The high rate of female artists exhibited – including photographers Shadi Ghadirian and Shirin Aliabadi – demonstrate that Iranian women have transcended gender inequality and restrictions such as the compulsory veil to produce and display their work.
This last part of the exhibition – produced by associate curator Ina Sarikhani Sandmann, whose family has lent a lot to the exhibition – also coincides with the most recent period of Iranian history, a period of revolution and further divisions. raw. The wall texts seem to reflect these tensions.
They refer to “the authoritarian rule of the monarchy, its ties to economically exploitative Western powers, and its self-aggrandizing attempts to channel Iran’s pre-Islamic past”, which incited dissent and led to the revolution. Post-revolutionary Iran, meanwhile, is described as being “isolated” and trying to open up to the rest of the world “despite strict domestic policies and international economic sanctions.”

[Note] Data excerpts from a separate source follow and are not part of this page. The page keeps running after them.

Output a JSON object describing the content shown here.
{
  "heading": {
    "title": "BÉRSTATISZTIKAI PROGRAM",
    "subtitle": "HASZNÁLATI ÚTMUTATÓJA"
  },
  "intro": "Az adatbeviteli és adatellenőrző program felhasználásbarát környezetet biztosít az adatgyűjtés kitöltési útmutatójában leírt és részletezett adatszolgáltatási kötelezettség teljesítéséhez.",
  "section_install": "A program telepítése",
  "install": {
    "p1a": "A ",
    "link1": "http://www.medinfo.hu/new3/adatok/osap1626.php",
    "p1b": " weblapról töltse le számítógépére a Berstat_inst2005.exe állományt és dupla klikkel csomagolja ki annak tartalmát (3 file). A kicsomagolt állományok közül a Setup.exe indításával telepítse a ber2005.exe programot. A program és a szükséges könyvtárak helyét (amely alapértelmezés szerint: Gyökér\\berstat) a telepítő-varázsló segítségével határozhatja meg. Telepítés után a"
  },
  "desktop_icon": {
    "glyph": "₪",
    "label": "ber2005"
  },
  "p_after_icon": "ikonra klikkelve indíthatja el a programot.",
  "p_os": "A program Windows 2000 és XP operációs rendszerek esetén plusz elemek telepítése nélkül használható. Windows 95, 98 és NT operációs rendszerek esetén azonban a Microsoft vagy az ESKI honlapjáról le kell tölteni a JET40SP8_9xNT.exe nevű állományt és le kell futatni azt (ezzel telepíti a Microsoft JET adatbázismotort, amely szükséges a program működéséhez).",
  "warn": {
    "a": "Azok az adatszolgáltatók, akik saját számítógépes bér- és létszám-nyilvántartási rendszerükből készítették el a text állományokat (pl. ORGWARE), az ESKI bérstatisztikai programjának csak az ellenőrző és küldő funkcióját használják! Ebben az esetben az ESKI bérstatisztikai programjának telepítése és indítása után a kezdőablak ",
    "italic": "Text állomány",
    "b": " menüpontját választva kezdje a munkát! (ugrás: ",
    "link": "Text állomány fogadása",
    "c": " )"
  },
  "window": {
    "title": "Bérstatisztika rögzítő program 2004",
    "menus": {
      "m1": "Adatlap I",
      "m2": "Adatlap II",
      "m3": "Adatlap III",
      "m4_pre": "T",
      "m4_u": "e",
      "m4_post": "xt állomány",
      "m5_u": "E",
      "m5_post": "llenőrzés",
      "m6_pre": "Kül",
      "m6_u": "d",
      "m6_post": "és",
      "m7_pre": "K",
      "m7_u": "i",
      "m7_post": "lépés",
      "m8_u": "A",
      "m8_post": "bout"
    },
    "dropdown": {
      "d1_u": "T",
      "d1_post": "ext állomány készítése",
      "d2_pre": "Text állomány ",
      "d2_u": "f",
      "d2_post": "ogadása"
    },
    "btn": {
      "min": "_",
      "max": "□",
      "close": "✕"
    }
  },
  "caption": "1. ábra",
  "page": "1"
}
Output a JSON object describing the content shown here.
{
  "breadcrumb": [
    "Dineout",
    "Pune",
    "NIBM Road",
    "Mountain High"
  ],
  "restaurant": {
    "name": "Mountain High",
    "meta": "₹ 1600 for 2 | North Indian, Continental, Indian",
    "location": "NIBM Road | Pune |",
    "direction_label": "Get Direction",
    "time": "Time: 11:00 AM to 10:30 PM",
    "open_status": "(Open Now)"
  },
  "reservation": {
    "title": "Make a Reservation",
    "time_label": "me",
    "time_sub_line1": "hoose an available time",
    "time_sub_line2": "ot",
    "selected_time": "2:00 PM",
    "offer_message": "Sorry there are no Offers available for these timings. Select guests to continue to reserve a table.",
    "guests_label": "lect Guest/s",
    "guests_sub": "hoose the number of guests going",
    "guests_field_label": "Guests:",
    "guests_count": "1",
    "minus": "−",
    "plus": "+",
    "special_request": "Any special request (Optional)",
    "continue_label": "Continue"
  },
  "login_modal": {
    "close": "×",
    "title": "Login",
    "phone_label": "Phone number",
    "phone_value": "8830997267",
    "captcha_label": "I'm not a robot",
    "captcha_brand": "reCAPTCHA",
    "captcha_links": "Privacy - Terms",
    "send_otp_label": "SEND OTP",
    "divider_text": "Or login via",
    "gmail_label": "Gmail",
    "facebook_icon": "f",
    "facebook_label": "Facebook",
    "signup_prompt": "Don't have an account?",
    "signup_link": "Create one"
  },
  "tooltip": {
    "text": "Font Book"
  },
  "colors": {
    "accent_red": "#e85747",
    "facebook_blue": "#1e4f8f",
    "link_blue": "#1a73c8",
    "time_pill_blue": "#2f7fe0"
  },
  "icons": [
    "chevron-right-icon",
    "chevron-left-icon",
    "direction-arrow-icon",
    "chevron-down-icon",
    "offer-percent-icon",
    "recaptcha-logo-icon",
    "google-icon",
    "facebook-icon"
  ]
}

âThe choice of words in reference to the Islamic Republic is very careful,â said Mina, the academic. He said it was probably out of a desire not to âendangerâ the Iranian artists on the show. As a general rule, painters, photographers, filmmakers and sculptors in general were to be “loyal, conformist, or at least not challenge” the government to continue their artistic practice, he said.
Despite the setbacks of the loan, Hunt, the director of V&A, said he hoped the show would pave the way for collaborations: the show was always designed as a two-way exchange, he said.
“It would always be nice to have a relationship with Tehran, which we would like to build on in the future,” he added.